As often with cultural misunderstandings, confusion sprouts from language. In Chinese, drawing falls into the concept of a generic term for picture, painting, drawing. Like a wealthy and generous host, this term can accommodate a wide range of techniques, genres, practices, such as oil painting, sketching, comics, cartoon, traditional Chinese painting, western-style painting, etc. In Chinese, the emphasis is on the act of representing something—to paint, to draw a picture—and the finality of it, the actual representation—image, picture, drawing, painting.

In English however, drawing is not such a friendly host as the Chinese term. It isn’t such a lofty and elastic concept. In English, drawing doesn’t want to be mixed up with painting, and that is perhaps the most effective way to define it. Where painting usually demands the use of a brush to apply pigment, drawing traditionally keeps to its pens and pencils.
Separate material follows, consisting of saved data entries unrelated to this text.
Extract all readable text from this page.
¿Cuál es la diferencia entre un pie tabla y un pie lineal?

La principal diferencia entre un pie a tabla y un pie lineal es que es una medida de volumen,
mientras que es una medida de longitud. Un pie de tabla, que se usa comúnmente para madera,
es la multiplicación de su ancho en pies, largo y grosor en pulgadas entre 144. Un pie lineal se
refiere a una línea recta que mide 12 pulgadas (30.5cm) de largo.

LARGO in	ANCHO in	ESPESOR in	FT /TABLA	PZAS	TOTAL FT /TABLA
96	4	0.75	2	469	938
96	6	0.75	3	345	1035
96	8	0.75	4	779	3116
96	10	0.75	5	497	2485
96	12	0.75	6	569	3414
Where painting unfolds as a full composition, with solid patches of color, drawing has more to do with “lines”, and indeed when they think of drawing, westerners often have in mind the “outline” of a representation.
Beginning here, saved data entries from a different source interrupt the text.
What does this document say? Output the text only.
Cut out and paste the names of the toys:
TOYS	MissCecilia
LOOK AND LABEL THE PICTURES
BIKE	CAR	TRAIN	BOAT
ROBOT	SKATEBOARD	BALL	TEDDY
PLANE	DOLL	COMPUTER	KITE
Today it falls on you, visitors, as you wander about in the exhibition space, surrounded by such a rich collection of artworks, to settle this question: do you see the chinese term for drawing, or do you see drawing in the western sense? Or maybe both? But you might as well decide to discard these language categories altogether, and to do something less exposed to cultural landslides: you can decide to look, just look, and follow the artist’s hand.”